For questions regarding the notebook or to report problems, please create a new issue in the [NSIDC-Data-Tutorials repo](https://github.com/nsidc/NSIDC-Data-Tutorials/issues)

### Learning Objectives

By the end of this demonstration you will be able to:

1. Download a single file from a NOAA@NSIDC data set
2. Download all the files in a directory on the NOAA@NSIDC HTTPS server 

### Prerequisites 

1. The `requests` and `bs4` libraries are already installed. 

### Time requirement 

Allow approximately 5 to 10 minutes to complete this tutorial.

## 2. Tutorial Steps 

### Import necessary libraries

In [None]:
#import the requests library 
import requests
from bs4 import BeautifulSoup #TBD Describe what htis library does. Do we need to add it to our support set??

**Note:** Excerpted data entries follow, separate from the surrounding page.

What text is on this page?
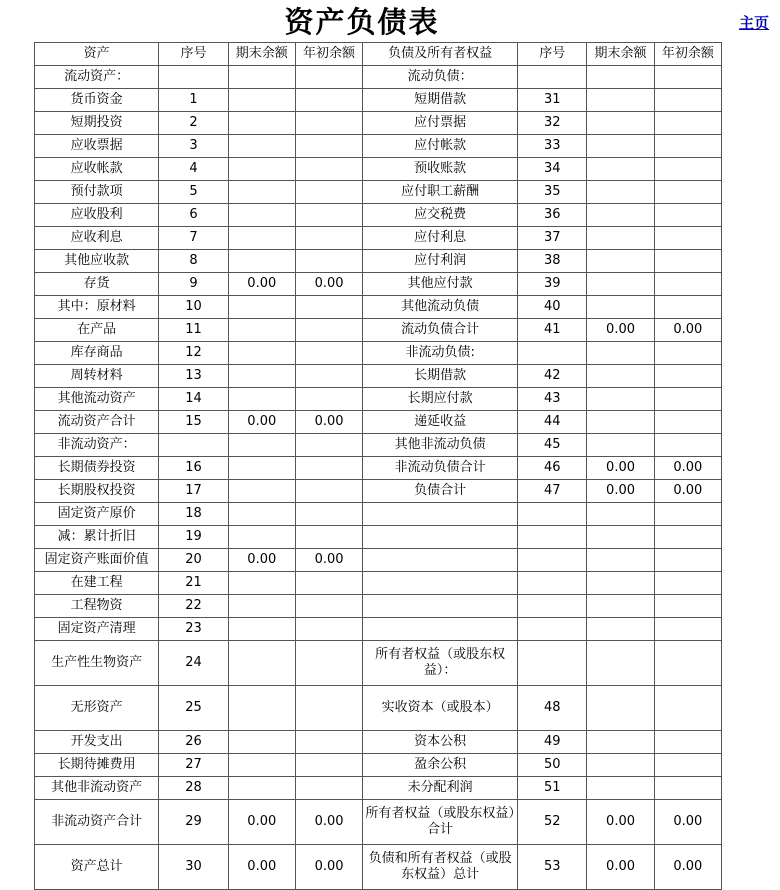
资产负债表	主页
资产	序号	期末余额	年初余额	负债及所有者权益	序号	期末余额	年初余额
流动资产：				流动负债：			
货币资金	1			短期借款	31		
短期投资	2			应付票据	32		
应收票据	3			应付帐款	33		
应收帐款	4			预收账款	34		
预付款项	5			应付职工薪酬	35		
应收股利	6			应交税费	36		
应收利息	7			应付利息	37		
其他应收款	8			应付利润	38		
存货	9	0.00	0.00	其他应付款	39		
其中：原材料	10			其他流动负债	40		
在产品	11			流动负债合计	41	0.00	0.00
库存商品	12			非流动负债:			
周转材料	13			长期借款	42		
其他流动资产	14			长期应付款	43		
流动资产合计	15	0.00	0.00	递延收益	44		
非流动资产：				其他非流动负债	45		
长期债券投资	16			非流动负债合计	46	0.00	0.00
长期股权投资	17			负债合计	47	0.00	0.00
固定资产原价	18						
减：累计折旧	19						
固定资产账面价值	20	0.00	0.00				
在建工程	21						
工程物资	22						
固定资产清理	23						
生产性生物资产	24			所有者权益（或股东权益）：			
无形资产	25			实收资本（或股本）	48		
开发支出	26			资本公积	49		
长期待摊费用	27			盈余公积	50		
其他非流动资产	28			未分配利润	51		
非流动资产合计	29	0.00	0.00	所有者权益（或股东权益）合计	52	0.00	0.00
资产总计	30	0.00	0.00	负债和所有者权益（或股东权益）总计	53	0.00	0.00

### Downloading a single file
This demonstrates how to download a single file.

First we need to set the URL of the file we wish to download. The URL will follow the format of: `https://noaadata.apps.nsidc.org/NOAA/<path to data set and file>`

where \<path to data set and file\> is specific to the data set and can be determined by exploring https://noaadata.apps.nsidc.org in a web browser. 

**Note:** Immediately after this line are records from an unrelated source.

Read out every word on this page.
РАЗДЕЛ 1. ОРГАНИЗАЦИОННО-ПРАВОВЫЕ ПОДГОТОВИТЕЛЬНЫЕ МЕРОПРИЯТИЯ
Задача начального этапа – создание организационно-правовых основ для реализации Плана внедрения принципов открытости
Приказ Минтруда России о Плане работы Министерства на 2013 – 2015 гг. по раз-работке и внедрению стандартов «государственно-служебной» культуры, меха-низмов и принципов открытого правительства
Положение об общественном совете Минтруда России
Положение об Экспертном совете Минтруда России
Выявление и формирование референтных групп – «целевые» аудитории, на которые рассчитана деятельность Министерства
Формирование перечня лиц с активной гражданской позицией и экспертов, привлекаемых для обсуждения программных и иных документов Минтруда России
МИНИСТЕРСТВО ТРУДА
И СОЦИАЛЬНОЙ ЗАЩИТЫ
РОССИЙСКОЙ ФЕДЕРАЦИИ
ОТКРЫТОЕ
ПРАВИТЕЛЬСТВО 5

We will use the [Sea Ice Index (G02135)](https://nsidc.org/data/G02135) data set as an example, and download the text file containing daily sea ice extent values for the Arctic (N_seaice_extent_daily_v3.0.csv)


In [None]:
#URL of the file 
file_url = "https://noaadata.apps.nsidc.org/NOAA/G02135/north/daily/data/N_seaice_extent_daily_v3.0.csv"

Next we need to create a HTTPS response object for that URL using the `get` method from the `requests` library. We will raise an exception if the response returns an error.

In [None]:
#Create a HTTPS response object
r = requests.get(file_url)
  
try:
    r = requests.get(file_url)
    r.raise_for_status()
except requests.exceptions.RequestException as err:
    raise SystemExit(err)

Now we need to set the filename that we want to save the downloaded file as, and download the file. 

In [None]:
#Download and save the file
with open("N_seaice_extent_daily_v3.0.csv", "wb") as f:
    f.write(r.content)

### Downloading all the files in a directory 
This demonstrates downloading all of the files in a single directory.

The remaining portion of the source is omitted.